Aus der Pralinenschachtel
Eine besondere Kuriosität der Operngeschichte wurde vor drei Jahren in Bad Wildbad zur ersten öffentlichen Aufführung gebracht: Giovanni Pacinis Version des «Don Giovanni», die er 1832 für eine Privatvorstellung in Viareggio komponierte. Die Rollen sangen Mitglieder seiner Familie und er selbst; ein Kammerorchester aus Streichern und zwei Flöten sorgte für die Begleitung.
Die Handlung des Stücks folgt über weite Strecken dem Libretto Lorenzo da Pontes, aus dem Pacinis Textdichter Gaetano Barbieri viele Formulierungen wörtlich übernimmt.

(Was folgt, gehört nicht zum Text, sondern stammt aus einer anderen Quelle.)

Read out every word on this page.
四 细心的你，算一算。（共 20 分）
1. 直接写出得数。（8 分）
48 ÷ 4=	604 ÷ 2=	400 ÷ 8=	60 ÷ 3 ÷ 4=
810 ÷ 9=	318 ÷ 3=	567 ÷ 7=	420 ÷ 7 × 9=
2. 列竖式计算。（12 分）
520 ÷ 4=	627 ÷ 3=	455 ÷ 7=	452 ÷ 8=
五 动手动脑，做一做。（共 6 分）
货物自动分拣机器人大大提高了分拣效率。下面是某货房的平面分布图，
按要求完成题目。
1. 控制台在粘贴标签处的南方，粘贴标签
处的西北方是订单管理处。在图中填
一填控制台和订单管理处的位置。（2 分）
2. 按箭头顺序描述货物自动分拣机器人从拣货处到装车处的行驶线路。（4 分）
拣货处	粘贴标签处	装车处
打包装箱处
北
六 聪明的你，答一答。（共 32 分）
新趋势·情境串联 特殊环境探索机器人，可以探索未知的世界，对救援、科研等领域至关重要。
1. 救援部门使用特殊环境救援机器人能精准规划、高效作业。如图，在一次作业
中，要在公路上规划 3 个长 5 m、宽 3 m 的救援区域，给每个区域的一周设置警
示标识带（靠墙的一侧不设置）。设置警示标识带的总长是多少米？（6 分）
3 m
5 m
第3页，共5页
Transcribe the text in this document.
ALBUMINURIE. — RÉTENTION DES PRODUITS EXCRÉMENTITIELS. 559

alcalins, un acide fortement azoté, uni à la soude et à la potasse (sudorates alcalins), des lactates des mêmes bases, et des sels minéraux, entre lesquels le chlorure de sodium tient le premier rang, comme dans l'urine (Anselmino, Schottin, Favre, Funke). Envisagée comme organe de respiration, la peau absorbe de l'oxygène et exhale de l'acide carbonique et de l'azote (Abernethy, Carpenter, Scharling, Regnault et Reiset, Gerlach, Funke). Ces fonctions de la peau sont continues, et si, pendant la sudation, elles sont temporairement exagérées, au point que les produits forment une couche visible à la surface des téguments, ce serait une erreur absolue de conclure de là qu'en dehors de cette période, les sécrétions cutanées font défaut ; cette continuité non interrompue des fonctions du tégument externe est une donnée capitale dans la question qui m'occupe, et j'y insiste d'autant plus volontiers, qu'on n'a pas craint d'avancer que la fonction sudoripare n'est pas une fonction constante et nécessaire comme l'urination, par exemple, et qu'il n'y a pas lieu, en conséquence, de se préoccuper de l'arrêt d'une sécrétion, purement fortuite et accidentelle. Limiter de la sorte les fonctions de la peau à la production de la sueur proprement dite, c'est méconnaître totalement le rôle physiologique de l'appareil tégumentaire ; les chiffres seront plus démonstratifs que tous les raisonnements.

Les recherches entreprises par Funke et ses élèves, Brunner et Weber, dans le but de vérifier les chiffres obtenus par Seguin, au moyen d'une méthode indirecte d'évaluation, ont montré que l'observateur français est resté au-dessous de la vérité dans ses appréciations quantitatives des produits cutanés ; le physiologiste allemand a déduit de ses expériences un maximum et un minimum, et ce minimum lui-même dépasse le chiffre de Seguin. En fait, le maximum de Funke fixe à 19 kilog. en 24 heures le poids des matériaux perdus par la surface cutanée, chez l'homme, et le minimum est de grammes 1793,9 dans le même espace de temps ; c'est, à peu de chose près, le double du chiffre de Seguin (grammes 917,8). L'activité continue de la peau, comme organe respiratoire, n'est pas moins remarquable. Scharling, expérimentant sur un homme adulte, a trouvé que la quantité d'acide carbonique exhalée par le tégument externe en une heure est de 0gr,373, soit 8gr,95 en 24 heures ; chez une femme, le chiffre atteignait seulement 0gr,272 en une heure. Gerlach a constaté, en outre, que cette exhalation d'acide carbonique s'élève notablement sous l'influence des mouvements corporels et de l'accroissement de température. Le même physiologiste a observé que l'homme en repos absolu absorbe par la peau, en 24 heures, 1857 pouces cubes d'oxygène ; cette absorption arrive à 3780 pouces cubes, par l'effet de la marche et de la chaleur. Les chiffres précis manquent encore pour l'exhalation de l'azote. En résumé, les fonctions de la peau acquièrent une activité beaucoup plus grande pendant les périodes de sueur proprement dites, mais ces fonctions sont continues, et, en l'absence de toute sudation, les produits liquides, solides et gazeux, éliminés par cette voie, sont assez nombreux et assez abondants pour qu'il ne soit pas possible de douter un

Allerdings sind die dramatischen Gewichte hier anders verteilt. Donna Anna und ihr Bräutigam treten in den Hintergrund, Donna Elvira ist ganz gestrichen und geht, wo es nötig ist, im Part der Zerlina auf, die hier zur weiblichen Hauptfigur wird. Sie ist die Adressatin der Registerarie wie des Ständchens von Don Giovanni, darf dann mit Masetto ein ausgedehntes Versöhnungs- und Liebesduett singen und wendet sich kurz vor dem Finale ans Publikum: «Und wenn nun Don Giovanni zurückkäme? Was geschähe dann? Seien wir realistisch. Schließlich bin ich eine Frau.» Worauf ein kesser Bolero folgt. Don Giovanni, der hier Tenor singt, ist im Übrigen ein harmloser ...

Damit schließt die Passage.